Enquanto objetivo deste trabalho, apresentamos como se dá a apreensão dos primeiros

princípios da ciência, mas não podemos nos furtar de destacar algumas dificuldades que

emergem da doutrina da ciência aristotélica, embora estejam além de nossos objetivos e,

propriamente, além dos Analíticos, já que Aristóteles não as trata nessa obra.

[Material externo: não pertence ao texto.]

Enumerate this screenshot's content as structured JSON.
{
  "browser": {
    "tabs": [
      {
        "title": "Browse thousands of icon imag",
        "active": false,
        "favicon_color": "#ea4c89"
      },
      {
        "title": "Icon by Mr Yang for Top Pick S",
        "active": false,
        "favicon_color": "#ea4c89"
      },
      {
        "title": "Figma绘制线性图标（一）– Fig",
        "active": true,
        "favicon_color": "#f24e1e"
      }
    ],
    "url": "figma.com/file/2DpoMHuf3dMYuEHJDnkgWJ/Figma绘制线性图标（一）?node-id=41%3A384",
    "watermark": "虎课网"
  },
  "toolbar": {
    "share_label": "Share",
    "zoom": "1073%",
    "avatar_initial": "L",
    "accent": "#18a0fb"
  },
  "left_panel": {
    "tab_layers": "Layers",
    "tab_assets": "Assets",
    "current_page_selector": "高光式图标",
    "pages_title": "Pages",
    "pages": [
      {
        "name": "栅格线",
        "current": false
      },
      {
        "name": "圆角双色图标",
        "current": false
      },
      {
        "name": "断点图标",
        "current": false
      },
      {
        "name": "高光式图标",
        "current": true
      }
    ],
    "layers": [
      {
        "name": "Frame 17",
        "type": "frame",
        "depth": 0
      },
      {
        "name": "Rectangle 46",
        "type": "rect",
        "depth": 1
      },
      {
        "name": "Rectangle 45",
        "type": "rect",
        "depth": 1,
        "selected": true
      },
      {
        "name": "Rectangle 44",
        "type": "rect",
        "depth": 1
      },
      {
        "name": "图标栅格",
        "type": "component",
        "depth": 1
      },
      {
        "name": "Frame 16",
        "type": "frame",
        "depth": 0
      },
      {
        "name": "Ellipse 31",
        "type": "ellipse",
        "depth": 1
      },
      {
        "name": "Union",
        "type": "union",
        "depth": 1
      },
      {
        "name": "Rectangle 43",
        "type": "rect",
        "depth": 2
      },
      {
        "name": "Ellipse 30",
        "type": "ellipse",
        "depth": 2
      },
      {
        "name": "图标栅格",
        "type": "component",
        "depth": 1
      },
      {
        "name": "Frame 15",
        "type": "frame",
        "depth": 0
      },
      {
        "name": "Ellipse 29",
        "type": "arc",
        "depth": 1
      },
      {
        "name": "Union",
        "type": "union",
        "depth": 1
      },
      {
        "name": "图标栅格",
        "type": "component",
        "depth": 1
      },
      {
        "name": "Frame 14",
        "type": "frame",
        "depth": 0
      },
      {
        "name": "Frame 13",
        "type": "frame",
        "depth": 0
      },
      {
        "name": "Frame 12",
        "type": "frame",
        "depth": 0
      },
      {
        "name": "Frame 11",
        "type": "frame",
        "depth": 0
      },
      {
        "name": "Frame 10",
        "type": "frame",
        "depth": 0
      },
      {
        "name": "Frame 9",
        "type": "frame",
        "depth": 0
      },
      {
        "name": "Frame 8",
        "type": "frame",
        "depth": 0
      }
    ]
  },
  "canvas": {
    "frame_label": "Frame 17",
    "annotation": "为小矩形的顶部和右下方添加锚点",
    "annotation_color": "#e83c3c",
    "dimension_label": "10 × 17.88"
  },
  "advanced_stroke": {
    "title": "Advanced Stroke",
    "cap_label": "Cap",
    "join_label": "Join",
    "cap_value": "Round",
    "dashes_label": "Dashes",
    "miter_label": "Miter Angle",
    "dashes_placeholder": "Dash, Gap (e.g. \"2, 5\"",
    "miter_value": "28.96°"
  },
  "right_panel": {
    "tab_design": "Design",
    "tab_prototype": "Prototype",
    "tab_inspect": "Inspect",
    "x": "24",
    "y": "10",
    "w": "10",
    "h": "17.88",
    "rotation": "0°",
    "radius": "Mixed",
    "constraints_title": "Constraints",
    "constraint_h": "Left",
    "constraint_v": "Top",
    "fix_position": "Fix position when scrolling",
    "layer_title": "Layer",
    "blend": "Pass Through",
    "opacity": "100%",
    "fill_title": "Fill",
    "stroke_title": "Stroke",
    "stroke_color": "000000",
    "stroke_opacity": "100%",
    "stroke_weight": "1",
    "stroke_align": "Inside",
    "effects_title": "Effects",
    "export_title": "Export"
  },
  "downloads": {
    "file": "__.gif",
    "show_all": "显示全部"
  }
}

As dificuldades ou aporias não são objeto de elucidação desse filósofo nos Segundos

Analíticos e também não encontramos caminhos indicadores de esclarecimentos. Algumas

questões afloram: Qual é a relação existente entre o procedimento indutivo e a função

cognitiva da inteligência? Como compatibilizar a infalibilidade reconhecida da inteligência,

que tem como missão apreender somente o verdadeiro, com o processo indutivo fundado

unicamente na percepção sensorial? Em que medida a apreensão dos primeiros princípios pelo

νοῦς pode se constituir num conhecimento verdadeiro e iniciador da ciência?

Tais questões sobrelevam o conteúdo da obra os Analíticos, embora talvez possamos

ter uma possível solução de tais aporias, adotando a linha de argumentação – não obstante

certas dificuldades – que o conhecimento dialético possa nos proporcionar, já que este, ao

tratar de argumentações não verdadeiras ou possivelmente verdadeiras, pode nos ensejar a

oportunidade de validar o conhecimento demonstrativo, dada a característica essencial da

dialética que é o raciocinar com elementos contraditórios, buscando demonstrar, no que

concerne a qualquer tese, se as coisas são ou não são assim.